Si l'on demandait aux jeunes Arabes quelles étaient leurs ambitions d'avenir, la plupart parleraient de leurs attentes en matière de changements fondamentaux dans la politique et la gouvernance, de la protection des droits humains, du développement économique et d'un désir de paix durable dans les points chauds de la région, pour n'en citer que quelques-unes.
Dans l'esprit des jeunes de la région, les déficits structurels dans un certain nombre de secteurs, en particulier dans la santé et l'éducation, empêchent continuellement les progrès vers l'amélioration de leur vie ou de leurs moyens de subsistance et, par extension, les conditions économiques, politiques et sociales dans la région arabe dans son ensemble.
Il s'agit là d'un réquisitoire frappant contre le fossé grandissant entre les promesses de changement des régimes successifs et une triste réalité presque universelle: un cycle asphyxiant qui commence par le manque d’accessibilité, l’absence de priorité et le sous-financement de l'éducation, qui contribuent à un chômage des jeunes à deux chiffres ainsi qu'à la précarité, toutes générations confondues, et aboutissent en fin de compte au fait que les membres de la population la plus nombreuse de la région sont confrontés à un sombre avenir.
Si le monde arabe veut réussir à transformer un paysage marqué par des décennies d'échecs passés et la conflagration de crises qui menacent aujourd’hui de l'engloutir, la clé réside dans la réforme de l'éducation, l'intégration et la participation d’une jeunesse désabusée.
Cela est absolument vital dans des pays comme l'Algérie, la Tunisie, la Libye et le Liban, qui sont aux prises avec des problèmes multiples qui vont en s’aggravant, dus en partie à des opérations ayant échoué à remédier à des systèmes éducatifs défaillants.
En Tunisie, par exemple, la tendance des priorités parmi les jeunes est une orientation vers la recherche de réformes économiques, loin du malaise politique actuel, pour infléchir la dégradation des conditions actuelles et transformer la population en membres actifs et utiles à la société.
Cependant, l'accent mis sur les questions économiques, bien que nécessaires de toute urgence, éclipse les graves problèmes du système éducatif tunisien, autrefois considéré comme l'un des meilleurs du monde arabe.

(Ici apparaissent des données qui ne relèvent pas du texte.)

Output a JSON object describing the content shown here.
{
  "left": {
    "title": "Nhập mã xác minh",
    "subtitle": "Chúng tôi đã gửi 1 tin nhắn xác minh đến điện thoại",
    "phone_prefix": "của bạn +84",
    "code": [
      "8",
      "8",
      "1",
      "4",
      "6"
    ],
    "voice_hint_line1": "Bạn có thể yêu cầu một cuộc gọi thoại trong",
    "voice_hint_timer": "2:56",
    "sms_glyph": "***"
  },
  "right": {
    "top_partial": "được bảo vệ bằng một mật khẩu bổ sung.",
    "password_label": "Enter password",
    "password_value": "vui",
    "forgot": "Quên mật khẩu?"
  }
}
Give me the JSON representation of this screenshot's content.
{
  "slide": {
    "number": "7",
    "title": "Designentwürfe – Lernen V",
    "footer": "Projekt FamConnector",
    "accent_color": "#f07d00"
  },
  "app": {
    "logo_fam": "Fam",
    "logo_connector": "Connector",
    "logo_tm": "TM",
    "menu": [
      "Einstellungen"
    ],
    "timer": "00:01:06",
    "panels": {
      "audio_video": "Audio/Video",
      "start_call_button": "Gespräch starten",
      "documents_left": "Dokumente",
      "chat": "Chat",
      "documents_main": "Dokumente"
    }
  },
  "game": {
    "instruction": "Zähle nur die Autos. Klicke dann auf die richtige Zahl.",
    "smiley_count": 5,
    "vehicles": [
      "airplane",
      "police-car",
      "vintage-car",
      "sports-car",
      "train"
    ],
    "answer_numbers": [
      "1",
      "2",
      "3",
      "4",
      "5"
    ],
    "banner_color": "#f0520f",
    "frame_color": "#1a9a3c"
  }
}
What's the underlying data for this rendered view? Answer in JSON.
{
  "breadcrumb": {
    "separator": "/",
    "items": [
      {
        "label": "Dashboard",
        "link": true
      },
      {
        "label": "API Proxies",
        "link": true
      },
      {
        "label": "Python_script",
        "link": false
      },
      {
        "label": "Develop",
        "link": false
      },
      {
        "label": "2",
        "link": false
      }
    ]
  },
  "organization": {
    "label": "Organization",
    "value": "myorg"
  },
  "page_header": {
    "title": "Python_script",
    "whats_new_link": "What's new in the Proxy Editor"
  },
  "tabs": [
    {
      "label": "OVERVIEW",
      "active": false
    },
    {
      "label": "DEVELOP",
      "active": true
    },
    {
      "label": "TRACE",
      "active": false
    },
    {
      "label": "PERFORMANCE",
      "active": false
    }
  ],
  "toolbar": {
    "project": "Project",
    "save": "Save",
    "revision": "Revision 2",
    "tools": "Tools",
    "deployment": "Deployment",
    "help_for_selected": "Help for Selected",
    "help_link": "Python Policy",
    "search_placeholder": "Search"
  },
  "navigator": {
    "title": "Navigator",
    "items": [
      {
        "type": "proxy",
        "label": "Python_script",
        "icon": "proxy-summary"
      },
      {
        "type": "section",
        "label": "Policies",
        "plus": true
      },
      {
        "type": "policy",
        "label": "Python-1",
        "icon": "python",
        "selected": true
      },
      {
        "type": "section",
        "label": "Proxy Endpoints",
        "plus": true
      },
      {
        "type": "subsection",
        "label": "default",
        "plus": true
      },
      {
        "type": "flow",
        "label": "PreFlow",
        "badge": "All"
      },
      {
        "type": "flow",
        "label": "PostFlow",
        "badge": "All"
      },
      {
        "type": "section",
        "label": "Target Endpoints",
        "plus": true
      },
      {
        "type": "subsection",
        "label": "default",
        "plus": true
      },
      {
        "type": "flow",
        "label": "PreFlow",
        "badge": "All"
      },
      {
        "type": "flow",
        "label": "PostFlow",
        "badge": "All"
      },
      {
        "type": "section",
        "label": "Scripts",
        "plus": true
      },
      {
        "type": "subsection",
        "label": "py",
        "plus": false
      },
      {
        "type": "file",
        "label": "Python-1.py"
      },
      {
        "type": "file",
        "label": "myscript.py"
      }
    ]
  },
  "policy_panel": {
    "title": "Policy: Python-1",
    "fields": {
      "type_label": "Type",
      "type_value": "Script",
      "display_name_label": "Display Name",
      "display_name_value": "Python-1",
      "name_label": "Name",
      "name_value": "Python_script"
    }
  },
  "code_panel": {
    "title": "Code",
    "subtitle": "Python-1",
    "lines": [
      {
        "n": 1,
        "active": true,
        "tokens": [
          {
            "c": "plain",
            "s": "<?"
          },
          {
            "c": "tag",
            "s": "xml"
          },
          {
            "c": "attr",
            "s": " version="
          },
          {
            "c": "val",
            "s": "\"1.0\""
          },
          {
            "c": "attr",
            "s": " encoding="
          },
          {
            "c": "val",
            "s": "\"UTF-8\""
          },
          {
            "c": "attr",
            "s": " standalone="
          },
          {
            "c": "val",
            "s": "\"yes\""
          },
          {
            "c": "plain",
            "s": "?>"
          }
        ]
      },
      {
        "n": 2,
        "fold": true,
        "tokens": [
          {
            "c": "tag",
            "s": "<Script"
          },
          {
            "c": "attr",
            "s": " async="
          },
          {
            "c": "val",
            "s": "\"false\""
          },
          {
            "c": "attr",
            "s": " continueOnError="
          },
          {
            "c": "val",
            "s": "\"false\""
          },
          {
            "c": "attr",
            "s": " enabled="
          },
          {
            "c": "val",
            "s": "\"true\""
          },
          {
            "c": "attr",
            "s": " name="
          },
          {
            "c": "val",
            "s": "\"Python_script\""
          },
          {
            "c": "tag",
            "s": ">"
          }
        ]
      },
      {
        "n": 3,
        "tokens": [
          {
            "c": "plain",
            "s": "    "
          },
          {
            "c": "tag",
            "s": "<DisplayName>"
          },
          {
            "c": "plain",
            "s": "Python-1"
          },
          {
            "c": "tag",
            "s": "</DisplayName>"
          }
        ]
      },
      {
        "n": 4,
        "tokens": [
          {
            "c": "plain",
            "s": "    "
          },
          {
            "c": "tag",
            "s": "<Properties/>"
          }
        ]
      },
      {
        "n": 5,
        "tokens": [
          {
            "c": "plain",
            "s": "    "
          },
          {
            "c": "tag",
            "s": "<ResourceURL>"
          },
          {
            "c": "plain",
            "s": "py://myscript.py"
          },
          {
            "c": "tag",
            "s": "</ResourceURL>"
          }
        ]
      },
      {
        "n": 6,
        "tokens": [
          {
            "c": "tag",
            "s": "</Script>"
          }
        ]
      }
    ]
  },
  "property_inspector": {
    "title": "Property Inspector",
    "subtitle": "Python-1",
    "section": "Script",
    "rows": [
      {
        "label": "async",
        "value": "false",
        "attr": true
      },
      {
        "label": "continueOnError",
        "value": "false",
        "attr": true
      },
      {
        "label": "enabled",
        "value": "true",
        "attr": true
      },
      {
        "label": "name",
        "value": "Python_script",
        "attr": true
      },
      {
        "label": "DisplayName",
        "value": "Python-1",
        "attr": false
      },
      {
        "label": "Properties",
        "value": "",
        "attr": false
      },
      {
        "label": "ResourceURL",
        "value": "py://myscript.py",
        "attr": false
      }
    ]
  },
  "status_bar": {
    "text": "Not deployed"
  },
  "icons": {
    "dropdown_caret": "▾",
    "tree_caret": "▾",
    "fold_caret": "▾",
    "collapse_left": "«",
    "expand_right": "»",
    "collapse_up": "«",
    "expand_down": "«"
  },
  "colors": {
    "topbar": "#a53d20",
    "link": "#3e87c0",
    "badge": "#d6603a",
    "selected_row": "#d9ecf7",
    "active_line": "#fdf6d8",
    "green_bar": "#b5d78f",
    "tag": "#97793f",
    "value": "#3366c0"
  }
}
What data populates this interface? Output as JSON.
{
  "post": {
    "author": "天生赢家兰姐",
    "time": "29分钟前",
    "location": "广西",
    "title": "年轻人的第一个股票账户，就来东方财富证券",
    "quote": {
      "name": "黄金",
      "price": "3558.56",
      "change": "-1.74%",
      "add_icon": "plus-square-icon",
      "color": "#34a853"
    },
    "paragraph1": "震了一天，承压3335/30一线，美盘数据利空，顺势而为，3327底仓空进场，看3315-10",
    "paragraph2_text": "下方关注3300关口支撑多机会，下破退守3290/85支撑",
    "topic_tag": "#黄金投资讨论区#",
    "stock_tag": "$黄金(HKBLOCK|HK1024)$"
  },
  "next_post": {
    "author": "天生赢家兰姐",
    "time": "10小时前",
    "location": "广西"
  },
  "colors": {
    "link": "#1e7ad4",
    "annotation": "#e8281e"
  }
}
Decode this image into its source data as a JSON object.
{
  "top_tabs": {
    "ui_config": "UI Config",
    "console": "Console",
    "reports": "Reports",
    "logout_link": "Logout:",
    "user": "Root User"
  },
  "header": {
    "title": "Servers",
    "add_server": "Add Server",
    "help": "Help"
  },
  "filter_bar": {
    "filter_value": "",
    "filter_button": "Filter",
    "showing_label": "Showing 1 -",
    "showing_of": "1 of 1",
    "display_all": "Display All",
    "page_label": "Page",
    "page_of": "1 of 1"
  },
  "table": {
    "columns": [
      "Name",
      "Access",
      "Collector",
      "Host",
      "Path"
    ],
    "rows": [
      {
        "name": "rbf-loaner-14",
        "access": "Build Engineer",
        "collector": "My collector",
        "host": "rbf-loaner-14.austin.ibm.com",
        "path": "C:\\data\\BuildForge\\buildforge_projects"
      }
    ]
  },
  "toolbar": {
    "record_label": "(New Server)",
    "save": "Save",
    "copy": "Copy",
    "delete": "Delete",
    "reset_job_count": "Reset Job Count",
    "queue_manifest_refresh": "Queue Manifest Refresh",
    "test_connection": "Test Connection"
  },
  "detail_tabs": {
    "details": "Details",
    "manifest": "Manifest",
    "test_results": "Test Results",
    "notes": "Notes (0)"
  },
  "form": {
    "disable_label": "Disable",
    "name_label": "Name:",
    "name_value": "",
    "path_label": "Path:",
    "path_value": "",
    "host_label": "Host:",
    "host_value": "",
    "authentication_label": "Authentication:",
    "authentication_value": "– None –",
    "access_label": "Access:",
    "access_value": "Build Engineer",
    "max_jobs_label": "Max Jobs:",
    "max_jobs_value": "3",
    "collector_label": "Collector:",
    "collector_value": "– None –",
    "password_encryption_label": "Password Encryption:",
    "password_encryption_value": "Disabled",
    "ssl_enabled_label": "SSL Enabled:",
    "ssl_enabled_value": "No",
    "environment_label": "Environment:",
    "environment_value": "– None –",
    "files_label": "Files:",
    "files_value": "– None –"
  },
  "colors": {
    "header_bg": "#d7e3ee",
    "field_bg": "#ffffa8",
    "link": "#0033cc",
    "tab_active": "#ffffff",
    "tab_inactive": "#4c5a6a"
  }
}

Pendant des décennies, les autorités tunisiennes ont investi de manière substantielle dans l'éducation, créant un précieux capital humain qui distinguait ce pays d'Afrique du Nord de ses homologues régionaux, et offrait à ses citoyens des opportunités uniques de possibilités d’avancement.
Malheureusement, l'état actuel du système éducatif du pays est bien loin de cet âge d’or des mesures, encore et toujours saluées, du président Habib Bourguiba visant à créer une force de travail postcoloniale instruite et responsable en promouvant un programme d'éducation intégratif, mixte, bilingue et laïc, privilégiant la qualité plutôt que la quantité.
Malgré une faiblesse des inscriptions au niveau universitaire, la plupart des diplômés du secondaire avaient accès à une formation professionnelle et technique de qualité qui les préparait à participer à l'économie.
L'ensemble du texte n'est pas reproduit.